Methods and interpretation: The investigators used laser capture microdissection to obtain single cells from the central amygdala, followed by gene expression analysis to detect cell type–specific inflammatory signatures. Gut bacterial communities were characterized to evaluate changes in microbial balance associated with dependence and withdrawal. The combined single-cell and gut microbiome approach provides a more integrated view of how neuroinflammation and peripheral microbiota shifts may jointly contribute to the affective components of opioid withdrawal.

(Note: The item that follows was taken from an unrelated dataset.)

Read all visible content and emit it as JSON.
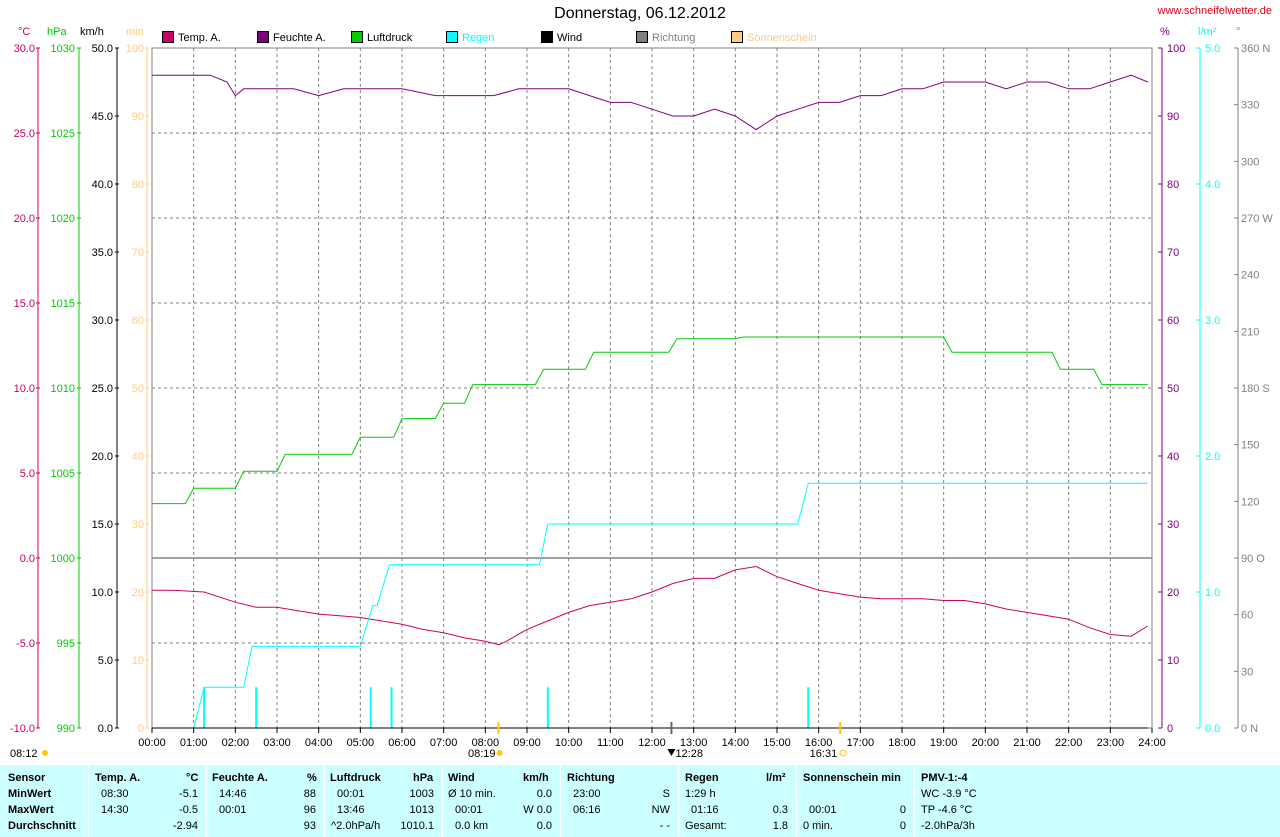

Funding: This research was supported by NIH HLB U01 HL133360, NIDA R21 DA036372, and T32 AA-007463. The authors report no conflicts of interest.
Source:
Thomas Jefferson University
Media contact:
Karuna S Meda – Thomas Jefferson University
Image source:
The image is in the public domain.
Original research (open access):
“Single-Cell Glia and Neuron Gene Expression in the Central Amygdala in Opioid Withdrawal Suggests Inflammation With Correlated Gut Dysbiosis”, Sean O’Sullivan et al., Frontiers in Neuroscience. doi: 10.3389/fnins.2019.00665
Abstract (summary): The authors measured single-cell gene expression in glia and neurons from the central amygdala and simultaneously profiled gut microflora in morphine-dependent and withdrawn rats. They observed upregulation of neuroinflammatory genes—most notably Tnf—during withdrawal, marked activation of astrocytes, and a decreased Firmicutes-to-Bacteroides ratio indicating gut dysbiosis. These coordinated changes in brain inflammation and gut microbiota may underlie the negative emotional states that drive opioid-seeking behavior during withdrawal.